Companions to Grace
Monday (December 8)
Companions to Grace
Psalm 99:6
Moses and Aaron were among his priests, Samuel also was among those who called upon his name. They called to the LORD, and he answered them.
I understand that we’re living in a deconstructionist age where revisionists want to whitewash all the stains from history’s pages or just blot the transgressors out entirely. For instance, some have called Mark Twain a racist for using slurs in his great American classic, The Adventures of Huckleberry Finn, when, in fact, Twain was a staunch abolitionist. In the same vein, others are tearing down monuments left and right, like statues to George Washington and Thomas Jefferson and Christopher Colombus, and changing the names of football teams and military bases and brand logos. But none of that compares to so-called pastors and professors speaking out from their pulpits and podcasts that the days of Abraham and Moses and David are too full of uncomfortable facts for us moderns to grapple with and then resolving to just start with Matthew 1:1 instead of toiling by the Spirit’s guidance to properly exegete the culture, context, and language of a forgotten world. To think that prominent pastors have decided that they can simply gloss over the Old Testament as if it no longer bears the seal of divine authority is truly infuriating. Well, let me offer a simple reminder from Psalm 99:6 that needs repeating often: God intentionally lined our path of faith with living, breathing testaments to His great faithfulness, and we will never, not even in a trillion years from now, outgrow our connection to those who got us here.
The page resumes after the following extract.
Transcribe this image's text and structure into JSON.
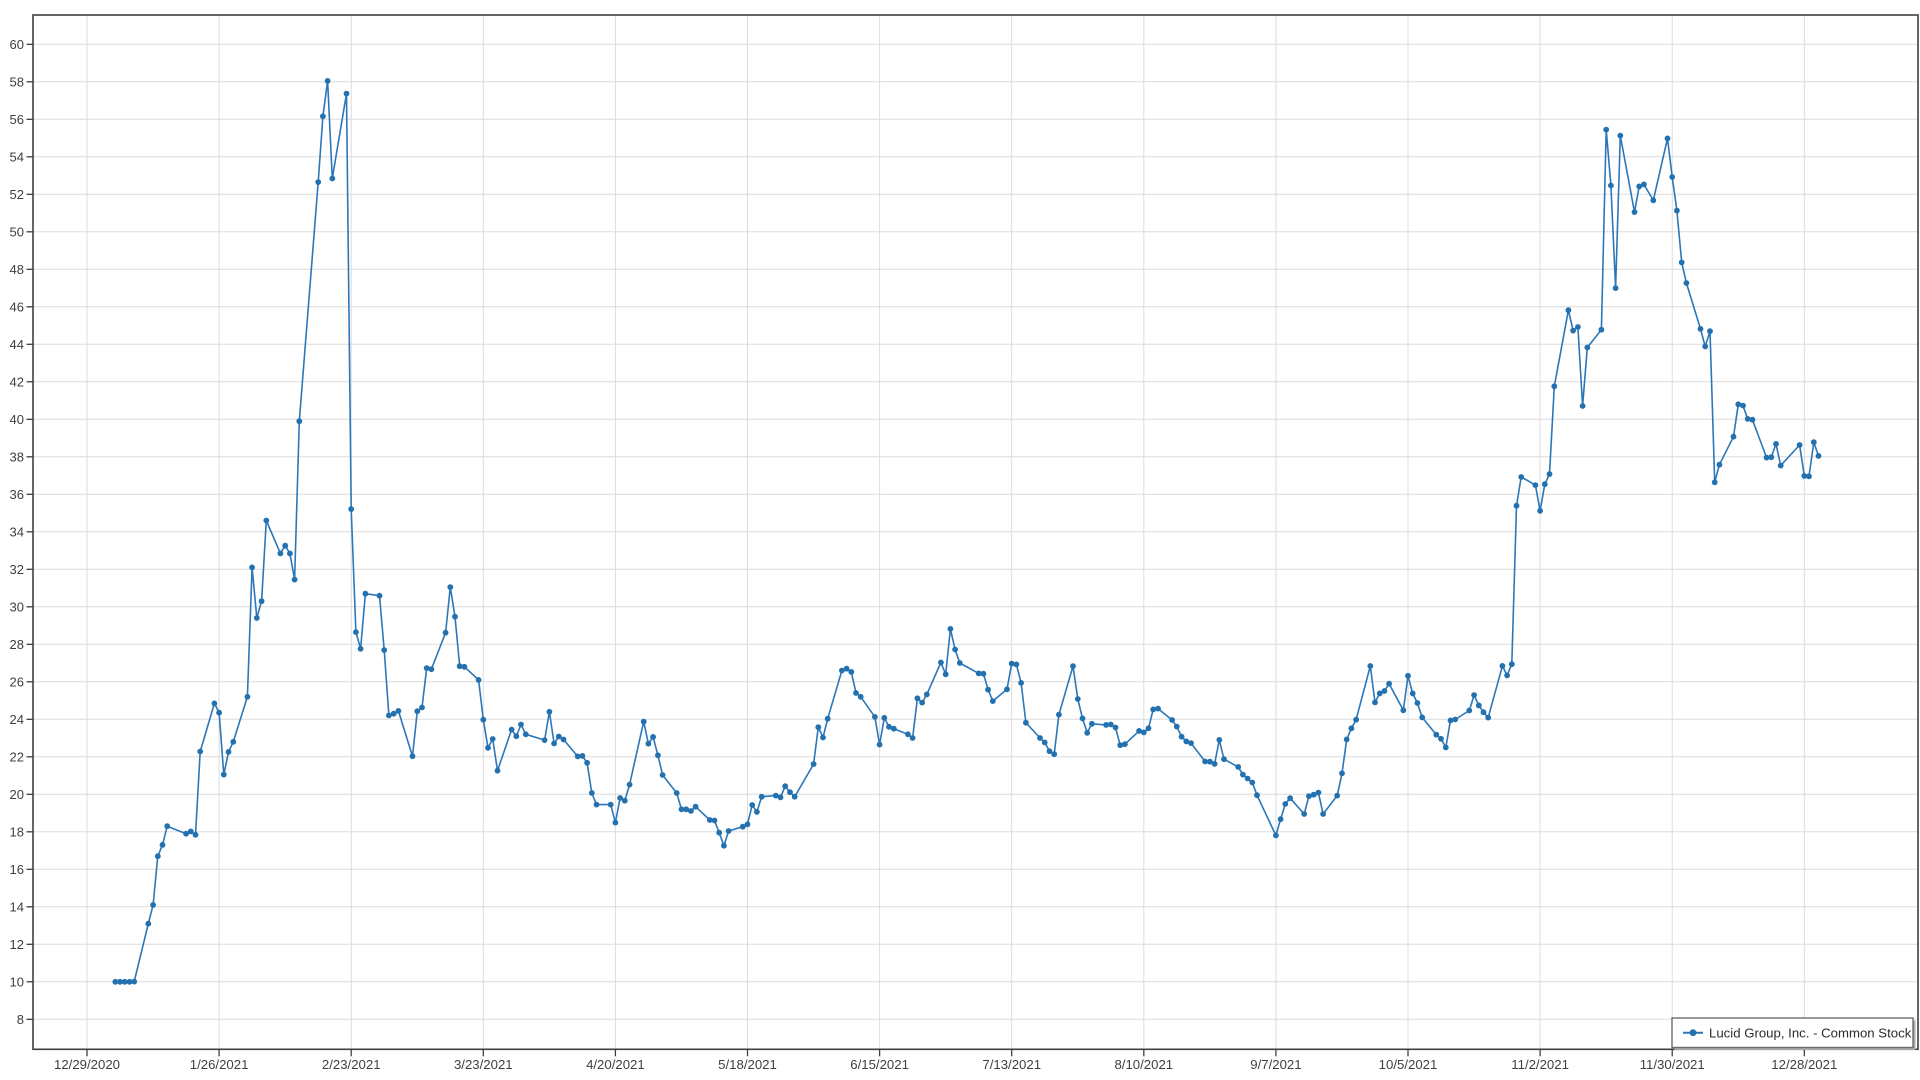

Today, friend, if you’re struggling to pray because you’re surrounded by opposition, remember Daniel in the lion’s den. If you’re forgetting that God is greater than the swelling darkness, remember David’s defeat of Goliath. If financial struggles pile up, and you lose your job, and you find yourself toiling from day to day just to put food on the table, remember God’s provision to Ruth as she gleaned leftover wheat in Boaz’s field. If family members are refusing to speak to each other and reconciliation seems impossible, remember Joseph’s weeping embrace of the very brothers who tried to murder him in cold blood.
Mark this down: the Old Testament is not a book full of contradictions to life in Christ, but a book full of companions to it.